Construction at the NYC Department of Environmental Protection site, located just north of the Octagon soccer field, is under way and is proceeding on schedule, according to Mike Russo, Engineering Consultant for the Roosevelt Island Operating Corporation (RIOC).
The DEP is working on City Water Tunnel 3, which runs under the Island. The project began in 1970 and, when complete, will serve as a backup system to allow the City to inspect and repair City Water Tunnels 1 and 2 for the first time since they were put into service in 1917 and 1936, respectively.
“It’s going really well,” said Russo at a RIOC Operations Committee meeting on Monday.
City Water Tunnel 3. Image by NY DEP
The first stage of the work is expected to take eight months and will require the construction or modification of two access roads.
The primary one, identified as “Road A”, runs between the Octagon soccer field and the Community Garden and should be complete in several weeks, according to a DEP spokesperson. A second roadway (Road B), will run along the promenade behind the Octagon and will require the removal of several small trees and barbecues. New trees and barbecues will be planted and installed nearby. Construction on Road B is anticipated to begin in August.
Original plans also called for a low concrete wall and fencing but these are no longer required. “Smaller vehicles come through the Octagon,” explained Russo, “Larger ones are in the front by the gardens.”
Gretchen Robinson, Compliance and Internal Controls Officer for RIOC, said Road A was part of an agreement DEP negotiated with former operators of Roosevelt Island, New York State Urban Development Corporation, years ago. “This will not disturb people from gaining access to the Community Garden or impede activities at the soccer field,” said Robinson. Of Road B, Robinson said, “The other access road already exists by the Octagon. DEP plans to shift some of the barbeque grills and trees to a nearby location in the same area so that their trucks may access the site safely and without obstruction.”
Because the two roads are considered easements – meaning the land is not owned by the DEP, but they have a legal right to use it for a specific purpose – Russo says the DEP will be required to return it to good condition when they are done. “At the end of the day, it will look parklike. We can’t plant trees, or install benches, or put anything permanent there, but it will look good.”
Russo credited RIOC General Counsel Jaci Flug for protecting RIOC’s stake in the long-term control of the land. “She went all the way back to the original letters and she built a record.

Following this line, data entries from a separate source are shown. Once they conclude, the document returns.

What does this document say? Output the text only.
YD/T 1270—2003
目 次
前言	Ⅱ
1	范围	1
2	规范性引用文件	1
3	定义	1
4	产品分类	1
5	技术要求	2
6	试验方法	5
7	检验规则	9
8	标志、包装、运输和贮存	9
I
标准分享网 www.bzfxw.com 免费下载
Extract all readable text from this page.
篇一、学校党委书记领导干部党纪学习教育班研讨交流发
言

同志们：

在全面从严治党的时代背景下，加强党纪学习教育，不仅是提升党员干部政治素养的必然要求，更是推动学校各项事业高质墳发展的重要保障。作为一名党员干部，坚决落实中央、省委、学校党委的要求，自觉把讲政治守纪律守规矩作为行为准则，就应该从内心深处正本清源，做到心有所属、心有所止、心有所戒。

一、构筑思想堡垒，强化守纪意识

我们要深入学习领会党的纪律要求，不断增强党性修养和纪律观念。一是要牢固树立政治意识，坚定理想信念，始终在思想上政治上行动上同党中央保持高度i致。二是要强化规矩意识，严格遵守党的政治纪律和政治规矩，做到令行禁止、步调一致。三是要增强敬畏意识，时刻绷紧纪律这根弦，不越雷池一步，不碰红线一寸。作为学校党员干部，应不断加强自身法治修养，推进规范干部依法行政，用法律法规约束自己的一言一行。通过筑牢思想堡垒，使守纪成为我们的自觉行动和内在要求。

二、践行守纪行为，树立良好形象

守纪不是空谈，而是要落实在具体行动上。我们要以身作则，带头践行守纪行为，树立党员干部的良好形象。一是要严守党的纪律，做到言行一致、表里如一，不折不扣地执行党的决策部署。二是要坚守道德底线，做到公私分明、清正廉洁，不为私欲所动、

It is an easement, it is not ownership.”
The DEP affirmed that no chemicals are being stored on the Island. Their spokesperson said, “If it is determined that chemicals will be used at this site in the future, they will be brought in on the day of use, and all FDNY guidelines will be strictly followed.”
“I believe they have small tanks [of chlorine] but nothing is airborne,” confirmed Russo. “[All chlorine] is stored in double-contained structures. [The workers] go down, there’s a big crane to drop stuff 650 feet down. They have a lot of prep they are doing to clean the inside of the tunnel, and get it all ready.”
Russo said the project will have three phases, all with completely different crews. This first phase will take eight months.